先ず局側から国会に上程されている「個人情報保護法案」「人権擁護法案」「青少年有害社会環境対策基本法案」の、いわゆるメディア規制3法案は、日本民間放送連盟をはじめ、主要なメディアがこぞって反対を表明していて、 国民の財産である「表現の自由」「知る権利」を侵すおそれがあるなどの説明がありました。このあとこの法案について各委員から意見がだされました。

(委員の主な発言)

◎ 私たちを脅かす、危険なものだ。国民として阻止しなくてはならない。戦前に戻るのではと心配だ。戦争になったのも知る権利、表現の自由が奪われたからである。

◎ 一社ではたいしたことがなくとも、松本サリン事件,ダイアナ妃の集中豪雨的な過剰取材は脅威だ。メディア側の対応が一過性のものとして、同じ過ちを繰り返しておりメディア側にも責任がある。メディアの力は強大だけに今後とも公正な力を発揮して欲しい。

◎ 重い議題だ。毎日のように何通かのダイレクトメールが届く。一体その個人情報はどんな風に流れているのか。建て前からは法案もいいのかと一瞬思ったが、個人情報を隠匿するのではなく上手に利用するのも必要だ。基本原則としての義務規定、メディア、報道の定義もあいまいで、国民の知る権利が、公権力による取締りにすりかえられている。

◎ 国が表現の自由を規制するのは恐怖だ。ナチスが退廃芸術の烙印を押したピカソ・マチスは今や最高の表現者である。自主自律の機関があるので阻止すべきだ。

◎ 法案の問題点がそれぞれにあいまいすぎる。

◎ 規制緩和の流れの中で、市民が出てこないで国が出てきた。報道の自由は大げさに主張すべきだ。

◎ 報道の過当競争をやめて、どのように伝えるかの競争をして欲しい。報道の立場を真摯に考えて欲しい。

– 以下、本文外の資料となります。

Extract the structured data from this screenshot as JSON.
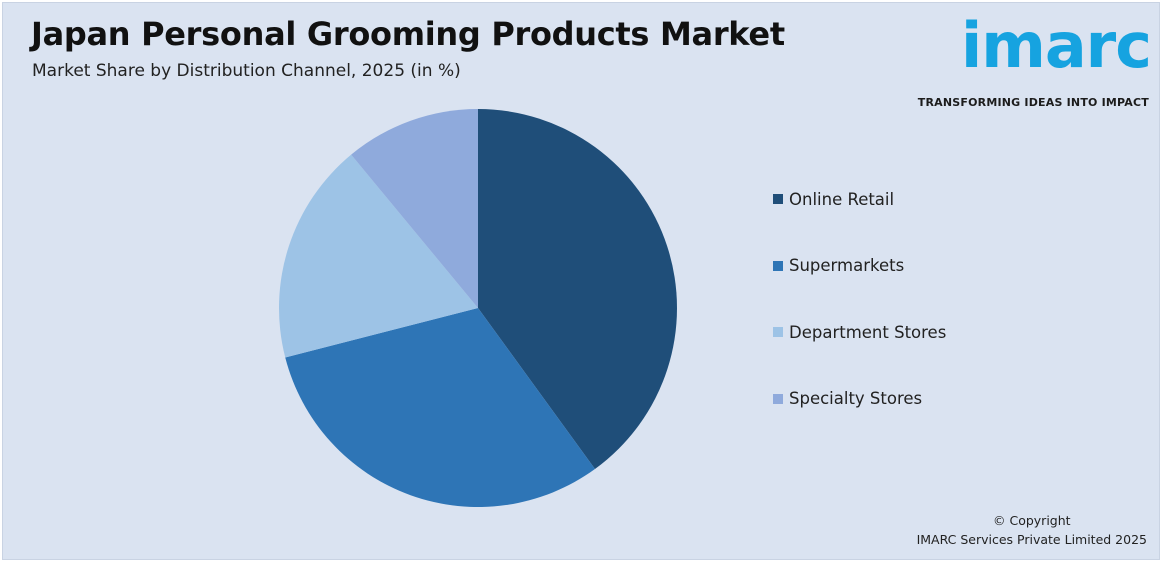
{
  "header": {
    "title": "Japan Personal Grooming Products Market",
    "subtitle": "Market Share by Distribution Channel, 2025 (in %)"
  },
  "logo": {
    "word": "imarc",
    "tagline": "TRANSFORMING IDEAS INTO IMPACT",
    "color": "#16a3e0"
  },
  "chart_data": {
    "type": "pie",
    "title": "Japan Personal Grooming Products Market",
    "subtitle": "Market Share by Distribution Channel, 2025 (in %)",
    "categories": [
      "Online Retail",
      "Supermarkets",
      "Department Stores",
      "Specialty Stores"
    ],
    "values": [
      40,
      31,
      18,
      11
    ],
    "colors": [
      "#1f4e79",
      "#2e75b6",
      "#9dc3e6",
      "#8faadc"
    ],
    "start_angle_deg": 0,
    "direction": "clockwise",
    "legend_position": "right"
  },
  "footer": {
    "copyright_line1": "© Copyright",
    "copyright_line2": "IMARC Services Private Limited 2025"
  }
}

◎ 大事なのは、法案の名前にごまかされてはいけないということだ。美名がついていて市民が反対できない部分がある。危険な側面と、マスコミは行きすぎていると共感を呼ぶものがセットになっている。危険な側面にもっと目を向けて欲しい。時の権力が都合の悪い情報を抑えこみたいという、その端的な表れがこの法案で、真の狙いである。民主国家でメディアを法規制する国はどこにもない。

◎ メディアの責任も否定できない。報道被害の松本サリン事件の誤報、大食い競争など低俗番組が青少年にいい影響を与えているとは思えない、そういうものに対して国民がメデイアは一体何をしているのかと思う背景が危険な法案提出のバックアップをしている。

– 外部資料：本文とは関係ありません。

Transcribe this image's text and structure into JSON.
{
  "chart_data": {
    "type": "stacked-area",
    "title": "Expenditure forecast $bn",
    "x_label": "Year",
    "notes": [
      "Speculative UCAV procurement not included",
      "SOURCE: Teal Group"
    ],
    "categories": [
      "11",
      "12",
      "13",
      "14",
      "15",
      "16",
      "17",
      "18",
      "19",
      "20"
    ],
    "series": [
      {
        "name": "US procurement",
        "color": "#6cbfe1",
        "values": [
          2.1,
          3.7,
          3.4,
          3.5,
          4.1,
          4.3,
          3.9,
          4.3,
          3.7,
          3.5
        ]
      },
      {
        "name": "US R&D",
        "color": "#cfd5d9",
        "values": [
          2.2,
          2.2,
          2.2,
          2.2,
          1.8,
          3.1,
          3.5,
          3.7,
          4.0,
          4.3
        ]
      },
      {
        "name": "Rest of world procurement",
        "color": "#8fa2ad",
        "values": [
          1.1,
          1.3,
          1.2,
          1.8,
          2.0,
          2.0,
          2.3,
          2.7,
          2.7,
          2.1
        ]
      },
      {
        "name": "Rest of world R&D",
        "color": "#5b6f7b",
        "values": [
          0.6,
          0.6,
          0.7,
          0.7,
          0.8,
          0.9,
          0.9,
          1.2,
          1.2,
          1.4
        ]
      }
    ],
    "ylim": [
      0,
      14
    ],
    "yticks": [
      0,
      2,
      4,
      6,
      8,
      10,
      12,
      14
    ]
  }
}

◎ メディアは反応が強すぎる、戦前の治安維持法的影におびえ騒ぎ過ぎである。悪法であればこぞって反対すると思うのだが。報道の自由は侵すものではないが、こういう法案が出てきたのもメディア側に問題があったのではないか。メディアの側から身を正す必要があると思う。番組審議会の意義、必要性、自主規制の中心的な役割を自覚して対処する必要性を改めて感じた。

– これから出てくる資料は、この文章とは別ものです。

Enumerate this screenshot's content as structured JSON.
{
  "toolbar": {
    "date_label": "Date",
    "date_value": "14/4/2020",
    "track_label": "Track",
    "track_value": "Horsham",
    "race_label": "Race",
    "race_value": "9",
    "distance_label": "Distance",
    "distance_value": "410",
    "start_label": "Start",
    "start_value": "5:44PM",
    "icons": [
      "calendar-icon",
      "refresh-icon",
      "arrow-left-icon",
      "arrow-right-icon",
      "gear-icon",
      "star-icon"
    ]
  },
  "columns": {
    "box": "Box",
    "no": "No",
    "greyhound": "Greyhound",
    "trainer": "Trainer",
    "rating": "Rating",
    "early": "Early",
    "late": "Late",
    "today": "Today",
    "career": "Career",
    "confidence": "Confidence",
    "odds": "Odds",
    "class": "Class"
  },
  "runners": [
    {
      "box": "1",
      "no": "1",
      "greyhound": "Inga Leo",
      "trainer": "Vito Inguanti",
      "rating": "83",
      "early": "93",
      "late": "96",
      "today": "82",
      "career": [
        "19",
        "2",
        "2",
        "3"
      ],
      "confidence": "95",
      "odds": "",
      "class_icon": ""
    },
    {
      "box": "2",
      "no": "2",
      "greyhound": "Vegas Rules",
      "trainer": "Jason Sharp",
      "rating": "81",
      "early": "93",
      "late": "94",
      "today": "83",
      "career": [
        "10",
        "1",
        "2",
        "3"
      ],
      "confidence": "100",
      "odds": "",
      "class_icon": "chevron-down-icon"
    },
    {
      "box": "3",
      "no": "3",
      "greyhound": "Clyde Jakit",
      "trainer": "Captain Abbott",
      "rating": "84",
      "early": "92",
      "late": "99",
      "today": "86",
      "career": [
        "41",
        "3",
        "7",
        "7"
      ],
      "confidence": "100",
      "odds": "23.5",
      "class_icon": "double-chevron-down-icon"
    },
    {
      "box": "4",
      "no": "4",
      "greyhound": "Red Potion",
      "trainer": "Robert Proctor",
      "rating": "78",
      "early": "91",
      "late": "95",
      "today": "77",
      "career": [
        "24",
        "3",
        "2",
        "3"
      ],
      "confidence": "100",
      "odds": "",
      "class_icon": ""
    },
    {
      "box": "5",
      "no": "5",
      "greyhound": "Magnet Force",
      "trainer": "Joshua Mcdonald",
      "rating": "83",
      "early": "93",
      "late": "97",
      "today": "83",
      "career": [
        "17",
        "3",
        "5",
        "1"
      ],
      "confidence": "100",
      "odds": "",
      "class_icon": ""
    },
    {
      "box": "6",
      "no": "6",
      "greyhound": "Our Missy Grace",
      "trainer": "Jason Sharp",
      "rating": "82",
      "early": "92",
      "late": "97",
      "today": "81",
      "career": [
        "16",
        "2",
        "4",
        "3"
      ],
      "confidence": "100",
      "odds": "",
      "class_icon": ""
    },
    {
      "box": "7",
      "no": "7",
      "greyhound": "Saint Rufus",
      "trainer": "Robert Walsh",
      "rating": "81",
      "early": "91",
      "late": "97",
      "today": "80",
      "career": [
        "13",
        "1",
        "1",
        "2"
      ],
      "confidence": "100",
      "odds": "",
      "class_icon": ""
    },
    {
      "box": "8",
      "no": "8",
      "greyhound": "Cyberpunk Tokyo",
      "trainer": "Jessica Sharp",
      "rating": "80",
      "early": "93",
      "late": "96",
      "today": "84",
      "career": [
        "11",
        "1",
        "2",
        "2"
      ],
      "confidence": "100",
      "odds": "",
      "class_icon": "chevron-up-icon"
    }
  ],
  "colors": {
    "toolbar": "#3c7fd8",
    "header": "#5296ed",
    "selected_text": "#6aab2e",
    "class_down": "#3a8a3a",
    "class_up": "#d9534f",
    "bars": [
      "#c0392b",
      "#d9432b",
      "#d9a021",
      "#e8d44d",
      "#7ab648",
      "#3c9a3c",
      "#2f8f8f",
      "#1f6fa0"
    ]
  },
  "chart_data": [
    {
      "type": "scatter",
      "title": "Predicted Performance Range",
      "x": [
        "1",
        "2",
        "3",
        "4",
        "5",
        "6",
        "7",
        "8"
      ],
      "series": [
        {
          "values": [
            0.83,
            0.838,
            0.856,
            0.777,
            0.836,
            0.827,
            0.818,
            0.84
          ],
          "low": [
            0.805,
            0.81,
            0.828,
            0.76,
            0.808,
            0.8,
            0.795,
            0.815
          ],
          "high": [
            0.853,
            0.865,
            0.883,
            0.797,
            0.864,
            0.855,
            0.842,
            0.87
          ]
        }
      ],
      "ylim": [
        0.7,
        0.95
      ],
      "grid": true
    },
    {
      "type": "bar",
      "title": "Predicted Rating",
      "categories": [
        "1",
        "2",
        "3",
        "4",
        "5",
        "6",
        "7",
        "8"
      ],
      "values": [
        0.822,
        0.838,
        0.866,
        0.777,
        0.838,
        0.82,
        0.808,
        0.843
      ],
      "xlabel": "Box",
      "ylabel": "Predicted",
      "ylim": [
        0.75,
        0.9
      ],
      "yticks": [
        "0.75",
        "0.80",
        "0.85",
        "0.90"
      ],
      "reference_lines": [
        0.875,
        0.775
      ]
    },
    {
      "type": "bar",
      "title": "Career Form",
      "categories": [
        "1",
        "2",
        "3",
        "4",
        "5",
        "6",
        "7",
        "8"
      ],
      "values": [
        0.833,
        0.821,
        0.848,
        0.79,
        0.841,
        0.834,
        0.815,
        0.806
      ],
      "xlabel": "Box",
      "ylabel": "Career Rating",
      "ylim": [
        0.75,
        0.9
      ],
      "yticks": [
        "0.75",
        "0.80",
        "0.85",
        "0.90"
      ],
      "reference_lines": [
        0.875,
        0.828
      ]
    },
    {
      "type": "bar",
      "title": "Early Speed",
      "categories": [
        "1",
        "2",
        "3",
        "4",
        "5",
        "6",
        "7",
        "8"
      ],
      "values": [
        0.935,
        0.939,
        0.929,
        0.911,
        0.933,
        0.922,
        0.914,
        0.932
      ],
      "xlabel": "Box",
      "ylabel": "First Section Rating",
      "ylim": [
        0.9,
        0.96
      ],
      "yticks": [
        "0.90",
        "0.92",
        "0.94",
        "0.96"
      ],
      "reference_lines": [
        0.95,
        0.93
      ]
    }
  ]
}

◎ 国家が自ら擁護や人権を掲げて実質的にはこれまで以上に規制を強めていこうとしている。国民として知り得る情報は限度があり、市民はメディアに対して情報を提供するとともに、メディアは国民が知り得ない情報を真実を踏まえて提供する必要がある。これは相互の間で確立されることが必要だ。問題はそこを飛び越し国家がメディアと国民の関係を直接コントロールすることにある。